Ce que devra faire un gouvernement non démissionnaire sur la pauvreté !
Le gouvernement démissionnaire a démissionné de la lutte contre la pauvreté depuis longtemps. Sa stratégie principale depuis 2017, de facto sa seule stratégie, a été l’insertion par l’emploi. D’autres volets ont été évoqués comme la solidarité à la source, c’est-à-dire le versement automatique des prestations sociales, sans que cela se traduise par des mesures concrètes.
Or la stratégie de lutte contre la pauvreté par l’emploi est un échec prévisible. L’emploi a augmenté – le taux d’emploi de la population d’âge actif est passé de 65,5 % en 2017 à 68,1 % en 2022 – et le taux de chômage a baissé. Mais le taux de pauvreté a également crû dans cette période : de 13,8 % en 2017 à 14,4 % en 2022.
Ceci était prévisible dans la mesure où la politique de l’emploi s’est appuyée sur la baisse du pouvoir de négociation des travailleurs (salariés, chômeurs ou bénéficiaires de l’assistance) avec la réforme du Code du travail, celle de l’assurance chômage, ou encore la loi pour le plein-emploi conditionnant le RSA à 15 heures d’activité.

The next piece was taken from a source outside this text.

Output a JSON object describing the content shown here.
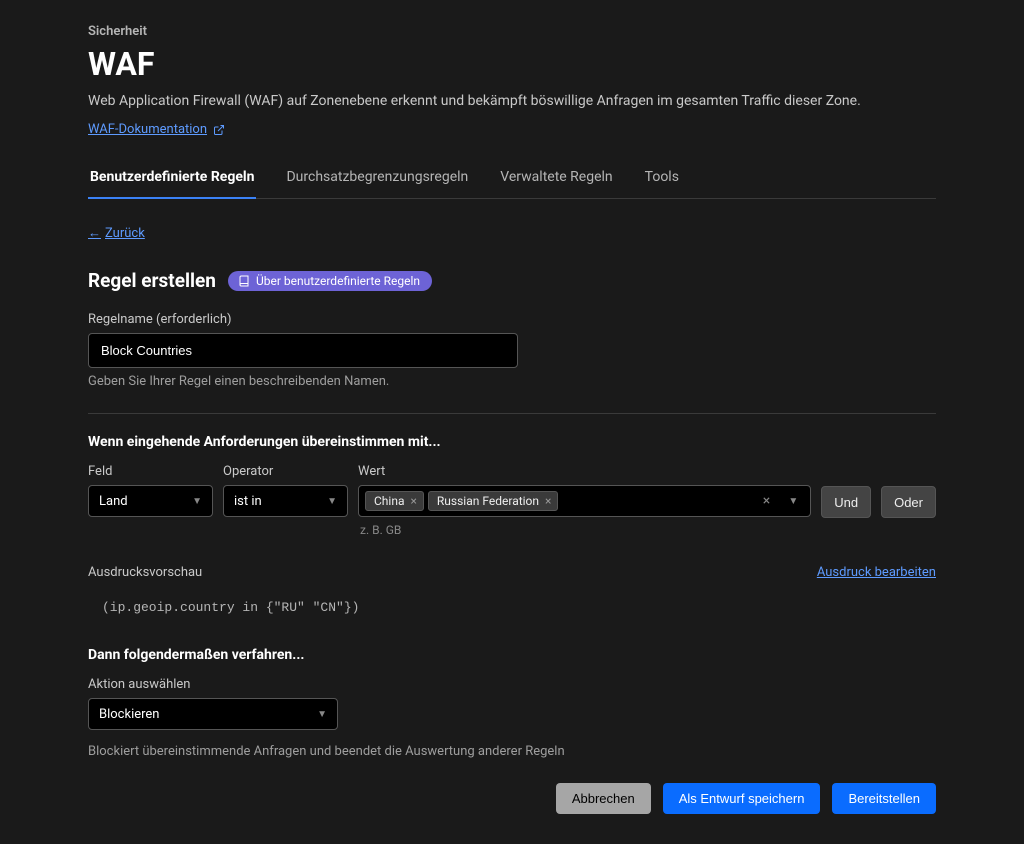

Ce choix délibéré de l’emploi à tout prix, mais surtout d’emplois à bas coût1, débouche, là encore sans surprise, sur une augmentation des inégalités et donc de la pauvreté, malgré la baisse du chômage et de l’emploi précaire, pour partie réelle. Entre 2020 et 2022, la hausse de la pauvreté concerne toutes les catégories (chômeurs, actifs en emploi, inactifs, enfants).
Moins de chômage et plus de pauvreté
Cette évolution n’est pas étonnante dans la mesure où, en comparaison internationale, le lien entre inégalités et pauvreté d’une part, emploi et chômage de l’autre, est faible. Les Etats-Unis, par exemple, cumulent faible chômage et fortes inégalités ; historiquement la France alliait chômage élevé et inégalités relativement faibles. Au milieu des années 2000, l’Allemagne a vu le chômage fortement baisser… et les inégalités et la pauvreté croître2.
Eric Heyer concluait en 2012, au sujet des réformes du marché du travail (lois Hartz) :
« Il existe donc bien une face cachée des réformes menées en Allemagne depuis plus de dix ans qui ont conduit vers moins de chômage mais plus de pauvreté. »
La France semble avoir pris avec retard une voie similaire avec des conséquences identiques en termes de pauvreté et il n’est pas dit que les autres aspects de la « réussite » allemande aient pu être répliqués.
Que devrait faire un gouvernement non démissionnaire ? Prendre au sérieux l’objectif de lutte contre la pauvreté. La pauvreté est définie par le manque de ressources ; elle est causée par le manque d’accès aux ressources (puisque la pauvreté n’est pas volontaire). Ce combat doit s’appuyer sur trois piliers, permettant d’augmenter l’accès aux ressources : redistribution monétaire, marché du travail et services publics.
Revaloriser le RSA
Dans une économie de marché, une lutte efficace contre la pauvreté s’appuie en premier lieu sur la redistribution monétaire. Il est ainsi primordial de donner des ressources monétaires aux pauvres afin de lutter contre le cercle vicieux de la pauvreté3.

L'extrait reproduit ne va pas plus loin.